Dalam konteks pembangunan daerah, keamanan menjadi fondasi penting. Investor membutuhkan kepastian hukum dan perlindungan terhadap aktivitas usaha. Jika ruang publik diwarnai aksi intimidatif, kepercayaan terhadap daerah bisa terganggu.
Karena itu, Luthfi meminta aparat untuk tidak ragu menindak tegas setiap tindakan yang meresahkan masyarakat, tanpa pandang bulu.
“Premanisme dan tindakan-tindakan yang meresahkan harus kita hilangkan. Wilayah kita harus aman dan nyaman,” tambahnya.
Selain menyoroti aspek penegakan hukum, Gubernur juga mengingatkan pentingnya membangun komunikasi publik yang sehat antara masyarakat dan lembaga pembiayaan.
Menurutnya, konflik kerap muncul bukan hanya karena persoalan kewajiban finansial, tetapi juga akibat miskomunikasi.
Ia mengimbau masyarakat untuk tetap tertib memenuhi kewajiban angsuran.

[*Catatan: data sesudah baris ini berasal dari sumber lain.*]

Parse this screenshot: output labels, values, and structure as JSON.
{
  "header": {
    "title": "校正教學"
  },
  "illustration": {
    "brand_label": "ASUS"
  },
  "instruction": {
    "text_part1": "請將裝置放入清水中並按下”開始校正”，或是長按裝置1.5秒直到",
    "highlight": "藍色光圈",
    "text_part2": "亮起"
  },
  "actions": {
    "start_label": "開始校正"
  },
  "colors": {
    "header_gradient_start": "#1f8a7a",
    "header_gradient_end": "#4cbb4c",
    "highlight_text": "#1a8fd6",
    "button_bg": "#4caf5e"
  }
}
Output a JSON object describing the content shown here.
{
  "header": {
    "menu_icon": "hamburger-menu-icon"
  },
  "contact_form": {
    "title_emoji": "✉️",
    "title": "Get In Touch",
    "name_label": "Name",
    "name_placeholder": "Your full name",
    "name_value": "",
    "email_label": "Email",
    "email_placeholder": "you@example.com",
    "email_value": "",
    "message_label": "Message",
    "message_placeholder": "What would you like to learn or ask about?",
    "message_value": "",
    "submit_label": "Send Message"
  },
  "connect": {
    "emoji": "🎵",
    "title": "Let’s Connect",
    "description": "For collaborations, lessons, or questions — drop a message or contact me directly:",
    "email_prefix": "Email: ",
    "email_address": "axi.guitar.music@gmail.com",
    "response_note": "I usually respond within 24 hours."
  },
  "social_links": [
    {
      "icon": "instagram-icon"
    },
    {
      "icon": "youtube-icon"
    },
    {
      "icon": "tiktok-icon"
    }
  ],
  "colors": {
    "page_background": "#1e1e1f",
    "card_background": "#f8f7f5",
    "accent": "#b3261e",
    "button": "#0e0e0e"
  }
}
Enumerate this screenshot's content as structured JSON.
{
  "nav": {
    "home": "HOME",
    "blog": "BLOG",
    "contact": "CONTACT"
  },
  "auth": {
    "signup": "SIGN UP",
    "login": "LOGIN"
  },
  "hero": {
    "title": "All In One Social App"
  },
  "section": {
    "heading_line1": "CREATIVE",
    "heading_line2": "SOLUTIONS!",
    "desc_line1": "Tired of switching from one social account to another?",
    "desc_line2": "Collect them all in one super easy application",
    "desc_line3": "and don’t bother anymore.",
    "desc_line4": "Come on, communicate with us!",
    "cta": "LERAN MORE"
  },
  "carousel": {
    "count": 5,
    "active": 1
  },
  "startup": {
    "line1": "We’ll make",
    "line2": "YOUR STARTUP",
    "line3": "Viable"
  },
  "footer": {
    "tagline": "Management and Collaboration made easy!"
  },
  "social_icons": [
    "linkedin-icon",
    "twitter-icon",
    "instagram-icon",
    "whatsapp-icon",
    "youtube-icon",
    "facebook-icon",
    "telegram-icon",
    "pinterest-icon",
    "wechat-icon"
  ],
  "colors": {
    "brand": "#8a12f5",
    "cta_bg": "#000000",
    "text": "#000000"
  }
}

Namun, jika menghadapi kesulitan, komunikasi dua arah harus dikedepankan.
“Kalau ada kesulitan, sebaiknya komunikasi dua arah. Kalau perlu lapor kepada pihak berwajib. Jangan sampai timbul friksi karena kurang komunikasi, akhirnya dua belah pihak saling berbenturan kepentingan,” katanya.